Longtemps réservée à une élite discrète fréquentant les cliniques suisses ou américaines, la médecine esthétique s’est largement démocratisée. Injections de toxine botulique, acide hyaluronique, lasers ou peelings font désormais partie d’un marché en pleine expansion, porté par les réseaux sociaux et une demande croissante de traitements peu invasifs. Mais cette banalisation s’accompagne d’une dérive préoccupante : l’explosion d’offres peu encadrées, parfois proposées hors de tout cadre médical.
En Belgique, les sociétés scientifiques alertent depuis plusieurs années sur la multiplication des pratiques illégales. Les interventions réalisées dans des appartements privés, salons de beauté ou lors de “botox parties” exposent les patients à des risques majeurs. Nécroses cutanées, complications vasculaires, infections sévères : les conséquences dépassent largement le simple préjudice esthétique. Dans ce contexte, certains praticiens plaident pour une réorganisation profonde du secteur.
C’est dans cette perspective qu’est né Novalys, un réseau fondé par les docteurs Hadrien Amiel et Maxime Servaes, tous deux issus de l’UCLouvain. Leur ambition : appliquer à la médecine esthétique privée les standards de fonctionnement de l’hôpital. À rebours d’une logique individualiste souvent dominante dans le secteur, le collectif réunit chirurgiens plasticiens, dermatologue, médecin esthétique et spécialiste des traitements laser autour d’une approche collégiale.

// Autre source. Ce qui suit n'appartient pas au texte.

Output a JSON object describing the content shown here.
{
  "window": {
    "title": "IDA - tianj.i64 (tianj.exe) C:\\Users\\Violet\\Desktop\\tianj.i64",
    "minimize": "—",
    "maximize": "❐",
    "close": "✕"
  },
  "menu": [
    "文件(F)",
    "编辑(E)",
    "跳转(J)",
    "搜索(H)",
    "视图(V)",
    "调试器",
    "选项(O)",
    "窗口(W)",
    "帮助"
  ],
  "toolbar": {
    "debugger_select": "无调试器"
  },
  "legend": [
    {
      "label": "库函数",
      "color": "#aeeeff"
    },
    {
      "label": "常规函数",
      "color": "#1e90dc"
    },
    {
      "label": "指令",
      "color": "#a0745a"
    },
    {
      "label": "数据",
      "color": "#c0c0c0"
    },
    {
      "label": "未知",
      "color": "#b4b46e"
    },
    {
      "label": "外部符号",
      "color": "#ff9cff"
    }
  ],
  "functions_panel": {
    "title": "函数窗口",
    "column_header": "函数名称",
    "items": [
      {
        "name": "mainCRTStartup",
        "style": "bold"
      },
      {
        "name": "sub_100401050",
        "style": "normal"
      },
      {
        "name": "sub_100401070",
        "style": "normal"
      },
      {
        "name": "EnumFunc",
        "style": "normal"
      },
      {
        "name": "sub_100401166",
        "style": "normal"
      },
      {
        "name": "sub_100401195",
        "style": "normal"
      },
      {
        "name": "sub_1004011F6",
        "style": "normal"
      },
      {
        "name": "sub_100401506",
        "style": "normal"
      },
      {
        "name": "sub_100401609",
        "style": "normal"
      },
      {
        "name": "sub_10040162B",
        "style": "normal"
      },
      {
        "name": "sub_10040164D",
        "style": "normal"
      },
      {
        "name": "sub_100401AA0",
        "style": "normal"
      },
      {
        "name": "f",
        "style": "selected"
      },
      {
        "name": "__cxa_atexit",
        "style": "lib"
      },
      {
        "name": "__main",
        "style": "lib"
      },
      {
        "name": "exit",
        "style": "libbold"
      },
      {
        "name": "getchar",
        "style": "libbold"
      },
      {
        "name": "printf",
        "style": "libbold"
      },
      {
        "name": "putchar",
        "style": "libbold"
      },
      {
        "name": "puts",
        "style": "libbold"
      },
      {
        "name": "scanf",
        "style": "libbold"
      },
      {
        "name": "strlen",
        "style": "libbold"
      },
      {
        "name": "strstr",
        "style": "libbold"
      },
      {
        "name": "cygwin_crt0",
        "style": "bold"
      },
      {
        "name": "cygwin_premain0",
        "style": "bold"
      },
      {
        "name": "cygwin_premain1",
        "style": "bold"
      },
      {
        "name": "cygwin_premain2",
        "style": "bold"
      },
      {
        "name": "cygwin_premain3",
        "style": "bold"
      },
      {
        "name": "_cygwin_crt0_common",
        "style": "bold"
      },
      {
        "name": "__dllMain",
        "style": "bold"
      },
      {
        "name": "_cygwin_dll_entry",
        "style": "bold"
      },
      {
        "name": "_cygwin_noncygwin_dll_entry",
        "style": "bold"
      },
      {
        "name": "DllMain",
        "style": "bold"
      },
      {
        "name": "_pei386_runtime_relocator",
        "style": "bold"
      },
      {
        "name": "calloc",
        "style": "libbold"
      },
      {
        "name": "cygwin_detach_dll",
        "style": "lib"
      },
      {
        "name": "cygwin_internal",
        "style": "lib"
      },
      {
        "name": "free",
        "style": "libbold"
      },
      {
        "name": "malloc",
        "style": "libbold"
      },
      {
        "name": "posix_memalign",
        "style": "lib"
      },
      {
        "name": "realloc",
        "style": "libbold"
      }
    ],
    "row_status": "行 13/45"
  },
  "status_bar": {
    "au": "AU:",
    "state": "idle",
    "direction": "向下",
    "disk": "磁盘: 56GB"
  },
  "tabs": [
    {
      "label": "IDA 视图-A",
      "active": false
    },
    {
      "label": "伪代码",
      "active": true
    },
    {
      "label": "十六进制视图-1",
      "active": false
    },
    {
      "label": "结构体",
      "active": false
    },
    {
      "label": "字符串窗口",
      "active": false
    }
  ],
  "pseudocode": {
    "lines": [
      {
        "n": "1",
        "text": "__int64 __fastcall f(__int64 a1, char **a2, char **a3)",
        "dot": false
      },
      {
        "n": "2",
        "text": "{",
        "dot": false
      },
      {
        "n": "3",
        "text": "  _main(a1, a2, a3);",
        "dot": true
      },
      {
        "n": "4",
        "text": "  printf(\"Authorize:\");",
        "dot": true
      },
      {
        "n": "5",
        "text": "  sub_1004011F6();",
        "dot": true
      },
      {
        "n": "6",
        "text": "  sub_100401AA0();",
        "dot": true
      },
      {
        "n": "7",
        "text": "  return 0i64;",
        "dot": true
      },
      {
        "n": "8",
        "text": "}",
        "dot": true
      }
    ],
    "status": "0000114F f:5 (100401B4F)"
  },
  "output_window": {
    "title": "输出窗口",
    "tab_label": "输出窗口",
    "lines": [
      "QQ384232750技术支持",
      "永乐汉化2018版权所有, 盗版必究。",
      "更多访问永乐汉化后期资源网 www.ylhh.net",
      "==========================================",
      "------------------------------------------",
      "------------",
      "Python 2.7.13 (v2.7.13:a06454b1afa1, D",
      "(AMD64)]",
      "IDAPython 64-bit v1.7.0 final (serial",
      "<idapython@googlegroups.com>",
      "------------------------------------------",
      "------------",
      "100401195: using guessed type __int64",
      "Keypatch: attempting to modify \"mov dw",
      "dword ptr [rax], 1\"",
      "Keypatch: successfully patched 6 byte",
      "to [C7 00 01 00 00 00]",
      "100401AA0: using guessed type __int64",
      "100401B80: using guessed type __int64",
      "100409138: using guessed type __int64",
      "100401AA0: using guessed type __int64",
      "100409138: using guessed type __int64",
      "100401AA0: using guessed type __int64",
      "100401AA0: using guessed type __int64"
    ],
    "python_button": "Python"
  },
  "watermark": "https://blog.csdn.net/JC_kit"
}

Le principe est simple : chaque patient doit pouvoir bénéficier de l’expertise du praticien le plus qualifié pour une indication précise. Une philosophie qui implique parfois de renoncer à certains actes au profit d’un confrère plus spécialisé. « L’objectif n’est pas de multiplier les procédures, mais de proposer la solution la plus pertinente », résume le Dr Amiel. Cette organisation entend également replacer le temps médical au centre du parcours : consultations longues, information détaillée sur les risques, devis transparents et délai de réflexion avant toute intervention.
Installé notamment à Chaumont-Gistoux et à Rhode-Saint-Genèse, le réseau revendique une esthétique mesurée, loin des transformations spectaculaires popularisées sur les plateformes numériques. Ici, la réussite d’un geste réside davantage dans sa discrétion que dans sa visibilité.
Cette exigence a toutefois un coût. Les fondateurs refusent le positionnement low cost qui alimente aujourd’hui une partie du marché. Selon eux, la compétence des praticiens, la qualité des produits injectés et la capacité à gérer d’éventuelles complications constituent les véritables critères de valeur en médecine esthétique.
Alors que la réglementation belge demeure encore partielle, plusieurs organisations professionnelles réclament un contrôle renforcé des pratiques et une meilleure traçabilité des produits injectables. En attendant une évolution législative, des initiatives comme Novalys traduisent l’émergence d’un modèle plus encadré, où la recherche esthétique ne se dissocie plus de l’exigence médicale.